I'm building micro engineering bridge and using a ambroid proweld with a syringe is there a glue I can buy that comes with a needle type applicator ? The syringe works but sometimes it sprays out too much pain in the .... 

Thanks


----------



## DonR (Oct 18, 2012)

Neil

I have a workbench full of every kind of glue but lately
I've been using the Harbor Freight version of Super Glue
GEL. I use a toothpick to apply it. You have only a few
seconds to make adjustments then it is set and you can
continue working.

The reason for Harbor Freight. Their glue is a fraction
of the cost of Super Glue brand. They sell packages of
several tubes for only 2 or 3 $. Be sure to get the GEL
type. It is easier to control the application.

Don


----------



## gunrunnerjohn (Nov 10, 2010)

I use Loctite 416, which is the gel type, works great. One 2oz bottle lasts me months.


----------



## Bwells (Mar 30, 2014)

Here is a tip for super glue
http://www.votawtool.com/super-glue-applicator-fine-tip.html
I'm not sure if it would work for gel. Store super glue in the refrigerator, it will last a long time.


----------



## JamesBC (Jan 15, 2014)

I use Gorilla Super Glue, it is the only type that I have found that the tip never gets plugged.
It is also not quite gel but is thick enough to not run.

I only squeeze out a small amount on a scrap piece of what ever I have laying around and apply it with a tool that I made. The tool is just a small wire .020 that is glued into a small wooden handle.
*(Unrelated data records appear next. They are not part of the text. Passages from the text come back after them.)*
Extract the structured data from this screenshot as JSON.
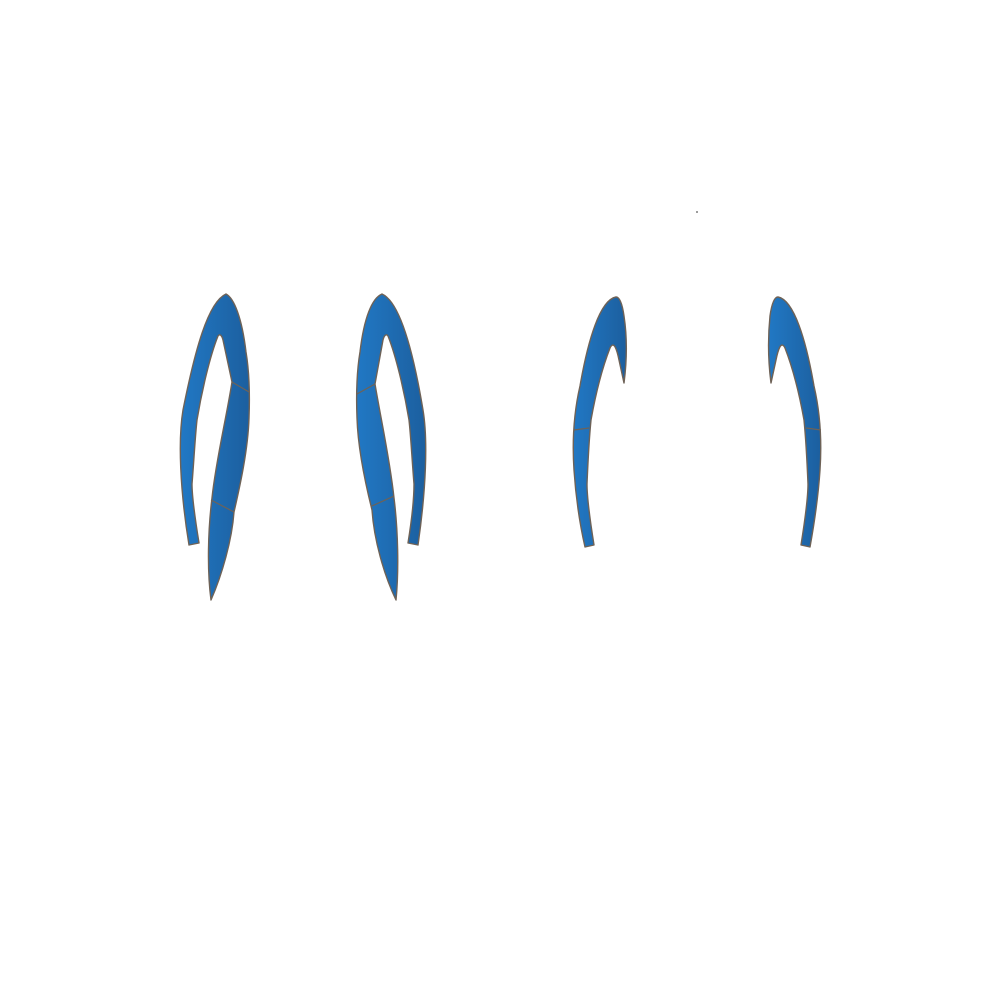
{
  "colors": {
    "background": "#ffffff",
    "fill_light": "#2178c4",
    "fill_dark": "#1c5f9f",
    "outline": "#6e6257",
    "speck": "#555555"
  },
  "figures": [
    {
      "name": "closed-loop-left",
      "description_icon": "blue-curved-loop-icon"
    },
    {
      "name": "closed-loop-right",
      "description_icon": "blue-curved-loop-icon"
    },
    {
      "name": "open-hook-left",
      "description_icon": "blue-hook-icon"
    },
    {
      "name": "open-hook-right",
      "description_icon": "blue-hook-icon"
    }
  ]
}
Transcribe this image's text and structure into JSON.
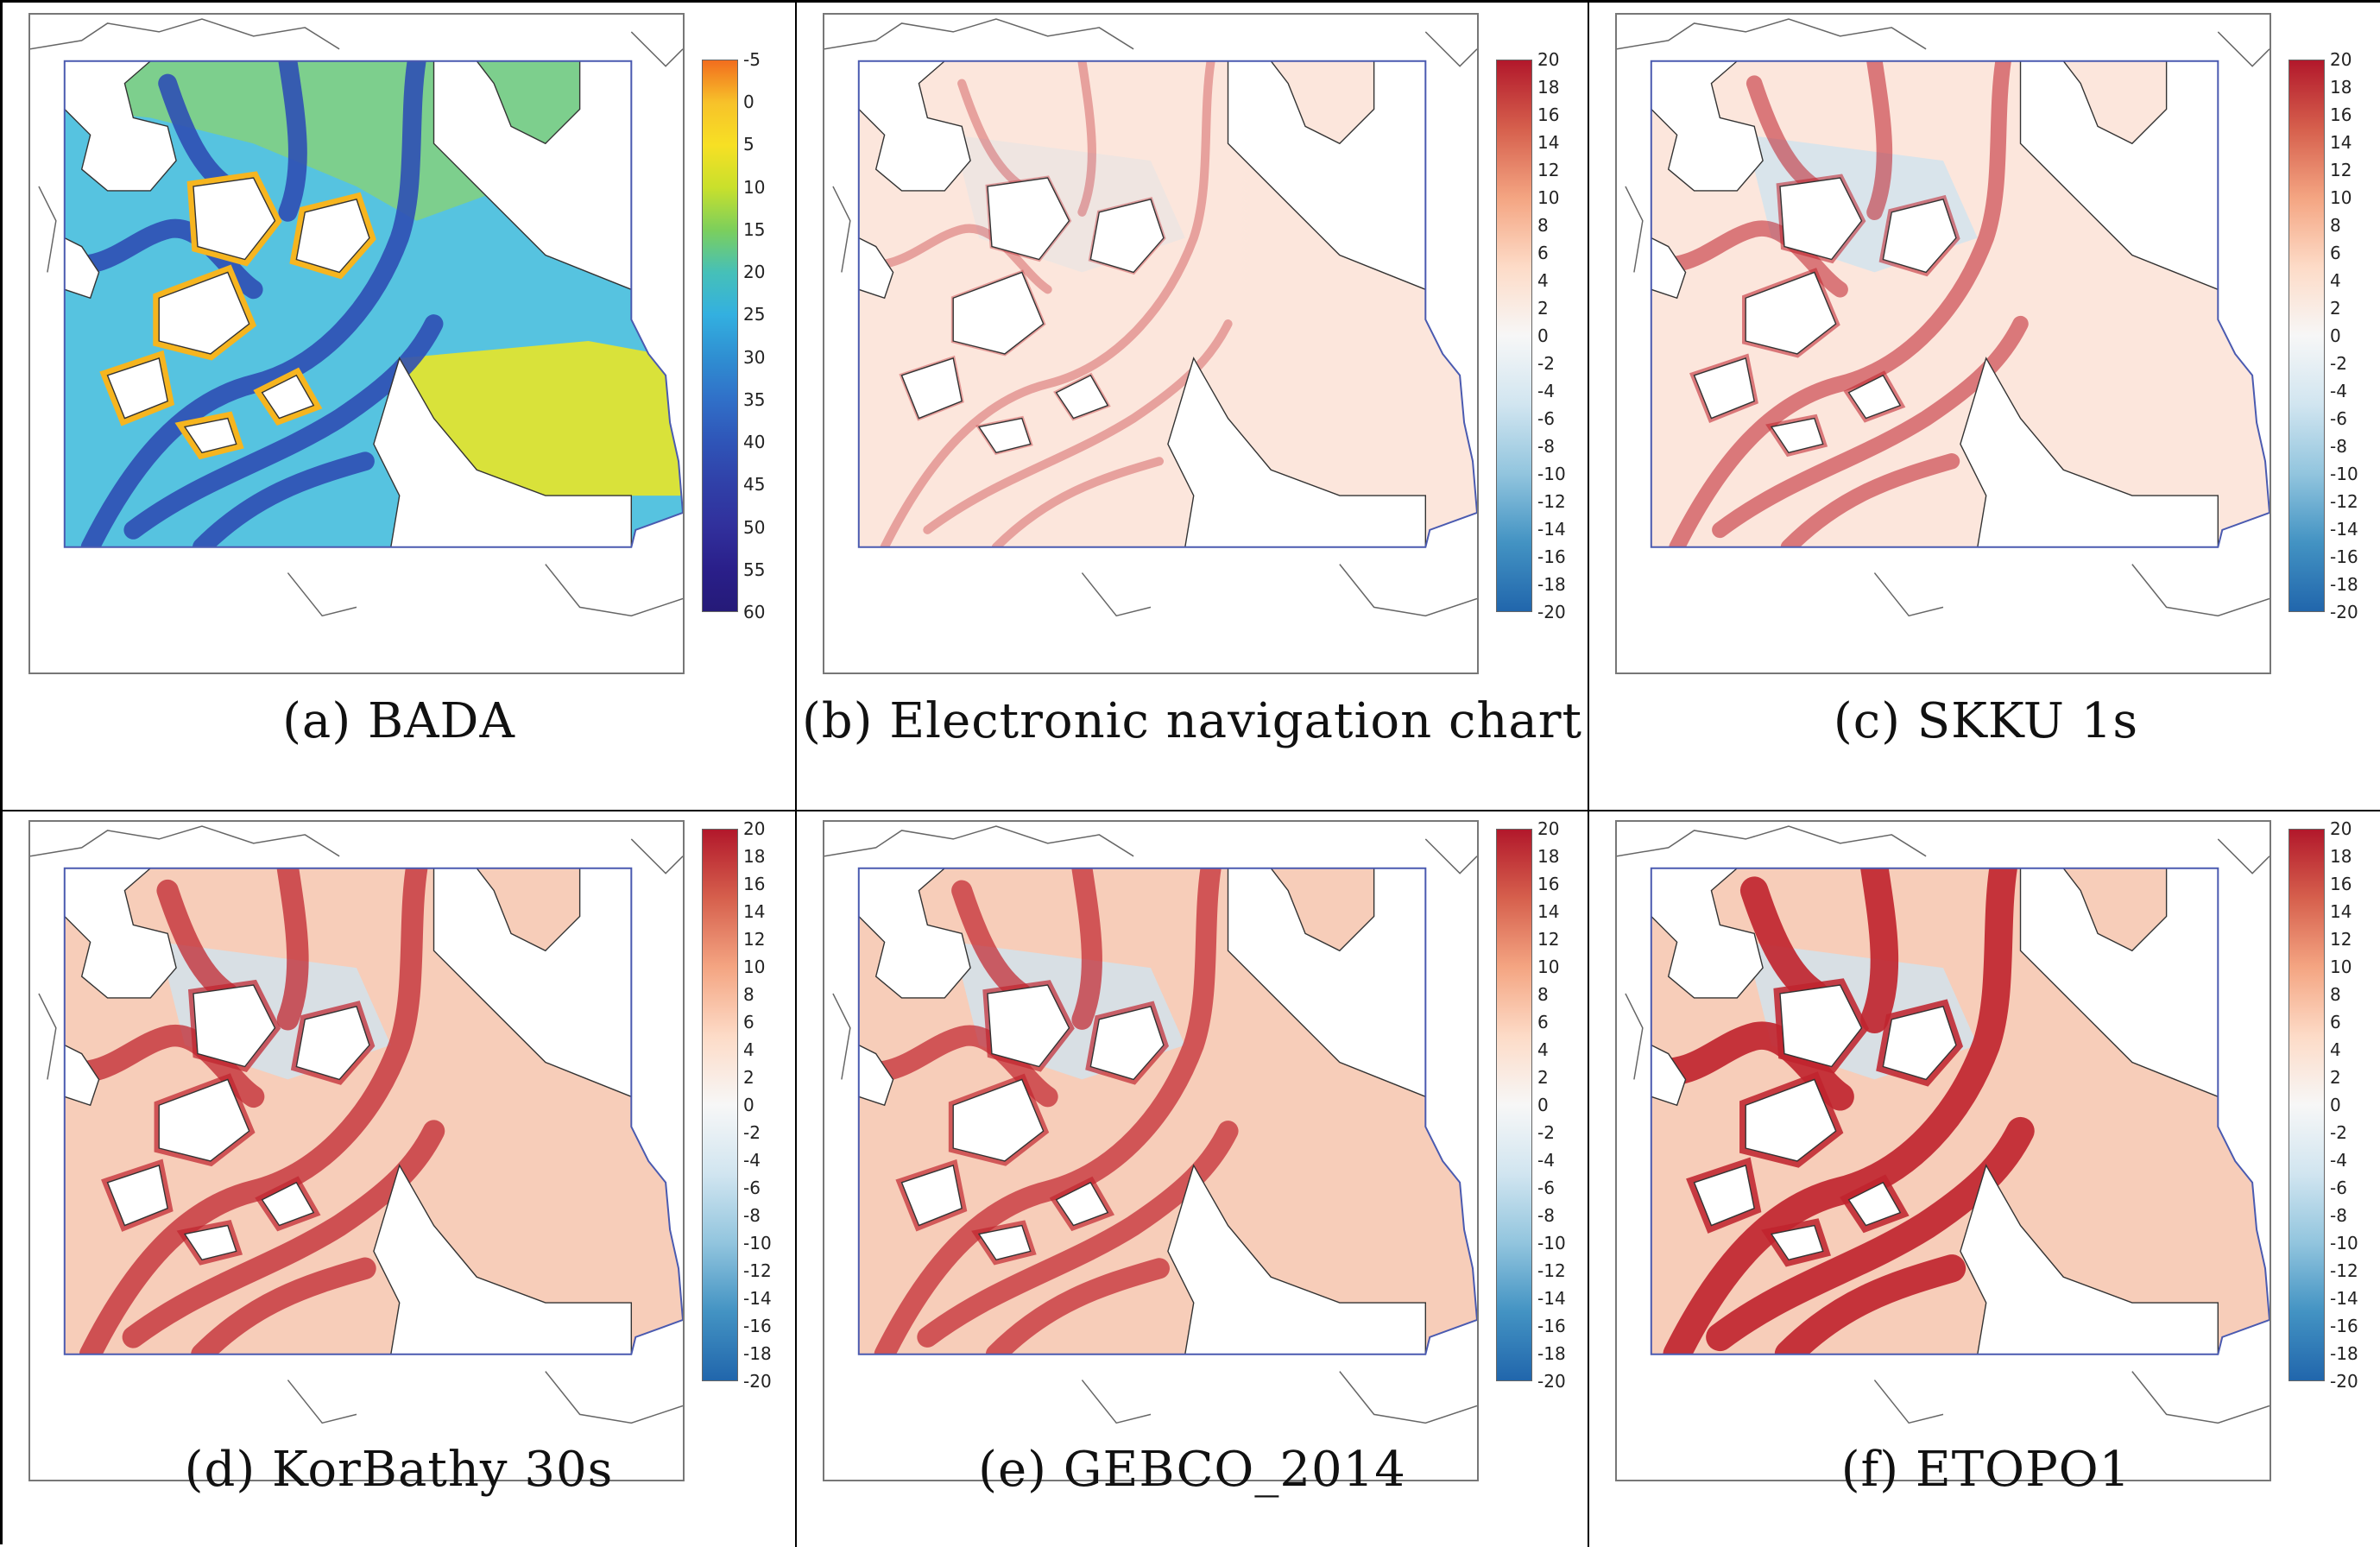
{
  "panels": [
    {
      "id": "a",
      "caption": "(a)  BADA",
      "colorbar": {
        "ticks": [
          "-5",
          "0",
          "5",
          "10",
          "15",
          "20",
          "25",
          "30",
          "35",
          "40",
          "45",
          "50",
          "55",
          "60"
        ],
        "colors": [
          "#f26d1e",
          "#f7c22a",
          "#f7e024",
          "#c9e02c",
          "#7ccf5c",
          "#46c0b8",
          "#33b0e0",
          "#2f8fd2",
          "#3070c8",
          "#2f55b8",
          "#3040a8",
          "#31309c",
          "#2a1f8a",
          "#251a78"
        ]
      },
      "style": "depth"
    },
    {
      "id": "b",
      "caption": "(b)  Electronic  navigation  chart",
      "colorbar": {
        "ticks": [
          "20",
          "18",
          "16",
          "14",
          "12",
          "10",
          "8",
          "6",
          "4",
          "2",
          "0",
          "-2",
          "-4",
          "-6",
          "-8",
          "-10",
          "-12",
          "-14",
          "-16",
          "-18",
          "-20"
        ],
        "colors": [
          "#b2182b",
          "#d6604d",
          "#f4a582",
          "#fddbc7",
          "#f7f7f7",
          "#d1e5f0",
          "#92c5de",
          "#4393c3",
          "#2166ac"
        ]
      },
      "style": "diff",
      "intensity": 0.15
    },
    {
      "id": "c",
      "caption": "(c)  SKKU  1s",
      "colorbar": {
        "ticks": [
          "20",
          "18",
          "16",
          "14",
          "12",
          "10",
          "8",
          "6",
          "4",
          "2",
          "0",
          "-2",
          "-4",
          "-6",
          "-8",
          "-10",
          "-12",
          "-14",
          "-16",
          "-18",
          "-20"
        ],
        "colors": [
          "#b2182b",
          "#d6604d",
          "#f4a582",
          "#fddbc7",
          "#f7f7f7",
          "#d1e5f0",
          "#92c5de",
          "#4393c3",
          "#2166ac"
        ]
      },
      "style": "diff",
      "intensity": 0.45
    },
    {
      "id": "d",
      "caption": "(d)  KorBathy  30s",
      "colorbar": {
        "ticks": [
          "20",
          "18",
          "16",
          "14",
          "12",
          "10",
          "8",
          "6",
          "4",
          "2",
          "0",
          "-2",
          "-4",
          "-6",
          "-8",
          "-10",
          "-12",
          "-14",
          "-16",
          "-18",
          "-20"
        ],
        "colors": [
          "#b2182b",
          "#d6604d",
          "#f4a582",
          "#fddbc7",
          "#f7f7f7",
          "#d1e5f0",
          "#92c5de",
          "#4393c3",
          "#2166ac"
        ]
      },
      "style": "diff",
      "intensity": 0.7
    },
    {
      "id": "e",
      "caption": "(e)  GEBCO_2014",
      "colorbar": {
        "ticks": [
          "20",
          "18",
          "16",
          "14",
          "12",
          "10",
          "8",
          "6",
          "4",
          "2",
          "0",
          "-2",
          "-4",
          "-6",
          "-8",
          "-10",
          "-12",
          "-14",
          "-16",
          "-18",
          "-20"
        ],
        "colors": [
          "#b2182b",
          "#d6604d",
          "#f4a582",
          "#fddbc7",
          "#f7f7f7",
          "#d1e5f0",
          "#92c5de",
          "#4393c3",
          "#2166ac"
        ]
      },
      "style": "diff",
      "intensity": 0.65
    },
    {
      "id": "f",
      "caption": "(f)  ETOPO1",
      "colorbar": {
        "ticks": [
          "20",
          "18",
          "16",
          "14",
          "12",
          "10",
          "8",
          "6",
          "4",
          "2",
          "0",
          "-2",
          "-4",
          "-6",
          "-8",
          "-10",
          "-12",
          "-14",
          "-16",
          "-18",
          "-20"
        ],
        "colors": [
          "#b2182b",
          "#d6604d",
          "#f4a582",
          "#fddbc7",
          "#f7f7f7",
          "#d1e5f0",
          "#92c5de",
          "#4393c3",
          "#2166ac"
        ]
      },
      "style": "diff",
      "intensity": 0.95
    }
  ]
}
For thin glue such as what I would use on styrene I use the Flex-I-File #7000 – Touch-N-Flow System which works great.


----------



## CTValleyRR (Jul 26, 2014)

There are all kinds of applicator tools available. Here's Micromark's list of them:

http://www.micromark.com/SearchResult.aspx?deptIdFilter=0&searchPhrase=applicator

Personally, I like the applicator tips. They actually fit on a wide variety of bottles. And because any time Micromark comes up, someone feels compelled to gripe about their prices, I will launch a pre-emptive strike: This is not a purchasing recommendation but an illustration of what's available. If you can find a better price, by all means buy there.


----------



## D&J Railroad (Oct 4, 2013)

I would second what JamesBC said about putting a small dab of the glue on scrap material then dipping a toothpick into it and applying it that way. I use the tip of an Exacto knife. For the bigger jobs, I apply it directly from the bottle or tube then spread it with the Exacto knife. Using a syringe may cause problems if you don't clear the syringe tube after each use.


----------